In recoiling at the sheer power of Reger at full blast, it is easy to overlook his smaller and more intimate pieces, although they are just as important a part of his output and are far more approachable to the vast majority or organists. Many are collected together in published groups.
This brings me to one of the most important aspects of these recordings – the organs used. Ranging in date of original construction from 1862 to 1911, and mostly by Sauer or Walcker, they span Reger’s lifetime and reflect the organs that he was playing and composing for. there are many recordings of Reger on modern instruments but, however impressive they might sound, to hear Reger on these German romantic/symphonic organs is a revelation. Each programme has been specially geared toward the organ used, and only one CD uses more than one organ (CD 13, with three organs). Considering that this is the anniversary of Reger’s death, it is perhaps fitting that the last two CDs are recorded in his own Leipzig on the Thomaskirche and Nikolaikirche organs.
Martin Schmeding’s playing is magnificent, technically and musically, as is his choice of organs and the music that would best suit them. He avoids the temptation of imposing too much of his own musical personality on the music, allowing Reger to be in the forefront. Speeds are kept within a sensible range, balancing the technical complexity of the music with the acoustic of the various churches – all of which have sympathetic acoustics. He control over the mechanics of the organs is exemplary, ranging from his ability to achieve seamless crescendos to his control of articulation
The recording quality is outstanding, with an extraordinary dynamic range that will test your audio system to the full, in whatever of the various recording formats you are using. Volumes can range from ear-splitting, neighbour-annoying to barely audible. And, to do justice to the organs, and the music, you need a volume setting that will cope with both.
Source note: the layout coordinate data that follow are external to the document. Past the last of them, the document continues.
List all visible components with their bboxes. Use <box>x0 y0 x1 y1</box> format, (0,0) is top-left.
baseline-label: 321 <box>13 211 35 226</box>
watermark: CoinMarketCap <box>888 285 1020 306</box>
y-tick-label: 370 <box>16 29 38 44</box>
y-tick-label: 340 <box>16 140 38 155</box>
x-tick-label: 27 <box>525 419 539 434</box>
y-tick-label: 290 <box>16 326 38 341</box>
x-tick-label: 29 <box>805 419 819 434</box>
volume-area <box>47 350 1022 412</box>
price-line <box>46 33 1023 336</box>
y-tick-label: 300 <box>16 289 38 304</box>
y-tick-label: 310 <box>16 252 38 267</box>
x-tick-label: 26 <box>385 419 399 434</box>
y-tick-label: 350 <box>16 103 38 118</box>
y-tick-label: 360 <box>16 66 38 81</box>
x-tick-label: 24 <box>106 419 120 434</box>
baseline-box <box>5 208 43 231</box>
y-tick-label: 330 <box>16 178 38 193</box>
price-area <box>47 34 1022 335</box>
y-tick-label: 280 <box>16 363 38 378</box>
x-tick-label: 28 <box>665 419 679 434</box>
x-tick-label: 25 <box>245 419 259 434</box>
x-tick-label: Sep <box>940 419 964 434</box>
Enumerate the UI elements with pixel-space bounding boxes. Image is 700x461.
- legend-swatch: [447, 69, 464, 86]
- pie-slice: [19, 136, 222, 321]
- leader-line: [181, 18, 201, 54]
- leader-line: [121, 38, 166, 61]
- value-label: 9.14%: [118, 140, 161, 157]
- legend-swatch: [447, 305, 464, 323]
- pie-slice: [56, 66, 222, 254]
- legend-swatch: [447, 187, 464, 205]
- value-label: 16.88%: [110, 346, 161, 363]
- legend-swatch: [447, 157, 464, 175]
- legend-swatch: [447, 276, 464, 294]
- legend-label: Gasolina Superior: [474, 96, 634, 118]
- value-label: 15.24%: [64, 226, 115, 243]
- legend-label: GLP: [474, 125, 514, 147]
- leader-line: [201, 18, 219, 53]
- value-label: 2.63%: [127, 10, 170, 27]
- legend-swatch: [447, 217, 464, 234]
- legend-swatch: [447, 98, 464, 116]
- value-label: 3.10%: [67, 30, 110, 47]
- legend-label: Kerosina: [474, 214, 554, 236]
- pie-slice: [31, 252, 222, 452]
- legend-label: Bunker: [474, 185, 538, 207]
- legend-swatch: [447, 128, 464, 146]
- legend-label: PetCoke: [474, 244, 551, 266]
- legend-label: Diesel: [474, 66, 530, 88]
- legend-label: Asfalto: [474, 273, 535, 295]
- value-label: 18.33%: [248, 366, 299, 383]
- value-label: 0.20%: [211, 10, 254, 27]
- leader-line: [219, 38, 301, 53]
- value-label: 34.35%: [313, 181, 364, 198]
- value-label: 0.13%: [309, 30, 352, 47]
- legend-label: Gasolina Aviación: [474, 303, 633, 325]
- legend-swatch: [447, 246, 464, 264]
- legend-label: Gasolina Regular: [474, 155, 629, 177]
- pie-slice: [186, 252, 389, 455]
Reger is renown for ‘false endings’ which rarely fails to surprise live audiences who, after the build up to an enormous climax realise, as their applause dies down, that another ppp section is well under way.
The collectors box (128x182x49mm) contains the 17 SACDs together with a detailed 172-page booklet with 60 coloured illustrations in German and English. The programme notes are comprehensive and excellent, with English and German on opposing pages, and with details and specifications of the organs given at the end of the notes for each CD. The 17th CD is an interview with Martin Schmeding, all in German. The CDs each contain three different versions of the recordings: normal one-dimensional stereo, two-dimensional SACD multichannel surround sound, and three-dimensional 3D artificial head binaural-stereo, the latter intended for headphone listening with the extraordinarily expense hd-klassik Headphone Optimiser.
I will leave you to find out how much this massive collection costs.